The ghosts of the Soviet past are very much alive in Alexey Uchitel’s stylish Russian crime thriller Break Loose, based on Zakhar Prilepin’s novel, which takes us back to the final, nihilistic days of the last millennium amongst a pack of elite Russian ex-soldiers turned police heavies who get way too involved in a bitter gang rivalry. The film shows off some brutal strike-breaking of its own, being meted out by the protagonists and his friends, despite whatever working-class solidarity they may or may not betray in private. So it is in Mother Russia in the waning days of Boris Yeltsin. Opening with a brutal gang brawl in a neon-lit nightclub, the movie eventually settles on Herman (Alexey Mantsigyn) as a protagonist, a bald Russian street fighter of few words who puts himself and his mates into even more trouble by falling for a young woman (Vilma Kutavichute) who happens to be the girlfriend of the wealthy gangster/oligarch (Artem Bystrov) whose henchmen are enmeshed in a brutal cycle of revenge with Herman and his elite OMON police crew. The picture plays like a low-rent, high-speed Russian version of Scorsese’s The Departed — surprises are few and far in between, but the entire thing is elegantly made and feels like a headlong rush at a super-brisk 85 minutes. It features some glimpses of pre-Putin Russian life that are as striking as they are lost in the shuffle of the light-footprint but still evident genre conventions that govern the limits of the movie’s social perceptiveness.

How I Live Now
<em>How I Live Now<em>

The same could be said for director Kevin McDonald’s most recent film, How I Live Now. An adaptation of Meg Rosoff’s 2004 novel of the same name, the film transports us to a nuclear war-ravaged, martial law-bound United Kingdom five minutes in the future where a New York teen named Daisy (Saoirse Ronan) has been sent, inexplicably, to stay for the summer with her British cousins. When World War III suddenly breaks out, their summer idyll goes up in flames and out come the men in uniforms and guns to haul off the children to a work camp. The kids, though, are split up, with Daisy and the youngest of the cousins having to fend for themselves amidst the forced labor, constant bombing and political uncertainty, while her dashing cuz Edmond (George MacKay) is held elsewhere. This is an even bigger bummer for her because they have a casually incestuous relationship going down and his mother is in Prague or something.
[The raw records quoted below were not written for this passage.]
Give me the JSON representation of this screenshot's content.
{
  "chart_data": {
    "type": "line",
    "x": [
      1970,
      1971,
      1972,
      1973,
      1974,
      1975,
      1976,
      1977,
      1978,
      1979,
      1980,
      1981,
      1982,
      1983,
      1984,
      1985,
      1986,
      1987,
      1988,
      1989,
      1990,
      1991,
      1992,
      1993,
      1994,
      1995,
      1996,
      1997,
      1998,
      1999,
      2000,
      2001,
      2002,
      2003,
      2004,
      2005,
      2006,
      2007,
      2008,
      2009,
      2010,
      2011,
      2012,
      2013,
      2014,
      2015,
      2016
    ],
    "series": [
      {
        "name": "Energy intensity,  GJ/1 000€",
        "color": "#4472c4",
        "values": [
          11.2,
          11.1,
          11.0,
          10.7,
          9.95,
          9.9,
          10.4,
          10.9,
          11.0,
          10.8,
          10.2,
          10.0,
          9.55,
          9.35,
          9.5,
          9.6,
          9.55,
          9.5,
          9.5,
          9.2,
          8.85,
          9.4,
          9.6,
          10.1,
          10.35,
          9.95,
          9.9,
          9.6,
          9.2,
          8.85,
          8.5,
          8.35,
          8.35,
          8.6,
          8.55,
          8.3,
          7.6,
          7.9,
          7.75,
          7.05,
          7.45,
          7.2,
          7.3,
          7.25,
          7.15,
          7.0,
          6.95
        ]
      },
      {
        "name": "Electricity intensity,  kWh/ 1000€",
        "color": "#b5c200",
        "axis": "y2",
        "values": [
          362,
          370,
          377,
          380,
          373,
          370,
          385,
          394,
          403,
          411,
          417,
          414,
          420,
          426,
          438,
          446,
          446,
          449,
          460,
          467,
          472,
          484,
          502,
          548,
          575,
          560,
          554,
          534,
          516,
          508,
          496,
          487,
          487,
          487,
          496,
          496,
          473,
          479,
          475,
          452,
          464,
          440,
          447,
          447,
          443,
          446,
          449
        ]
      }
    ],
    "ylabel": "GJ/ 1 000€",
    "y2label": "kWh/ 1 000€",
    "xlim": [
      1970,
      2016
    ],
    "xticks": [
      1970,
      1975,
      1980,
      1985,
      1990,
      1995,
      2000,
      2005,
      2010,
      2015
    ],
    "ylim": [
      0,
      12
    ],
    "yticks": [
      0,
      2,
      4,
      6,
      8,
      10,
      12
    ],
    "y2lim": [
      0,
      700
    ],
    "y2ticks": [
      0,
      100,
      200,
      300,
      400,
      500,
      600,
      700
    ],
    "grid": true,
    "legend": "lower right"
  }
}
The movie isn’t as thrilling as all this sounds. It’s nicely rendered, but it never lives up to the promise of the post-punk and crude graffiti-style of its opening credits, meant to invoke a bygone era of Britain being under siege, but simply providing window dressing for a fairly pedestrian exercise in apocalyptic uplift brought to you by a group of kids who are more or less a walking Abercrombie and Fitch ad, which is another way of saying they’re the last people one would expect the nuclear apocalypse to really come and bite in the ass. A pity, as McDonald is a frequently deft director (The Last King of Scotland), but he can’t quite seem to get this actioner to stay aloft as its second act comes to a close. By film’s end, I was mostly remembering the courageousness of Pan’s Labyrinth, a similar albeit more ambitious tale that doesn’t blink from the spectacle of putting its young feminine protagonist in legitimate danger.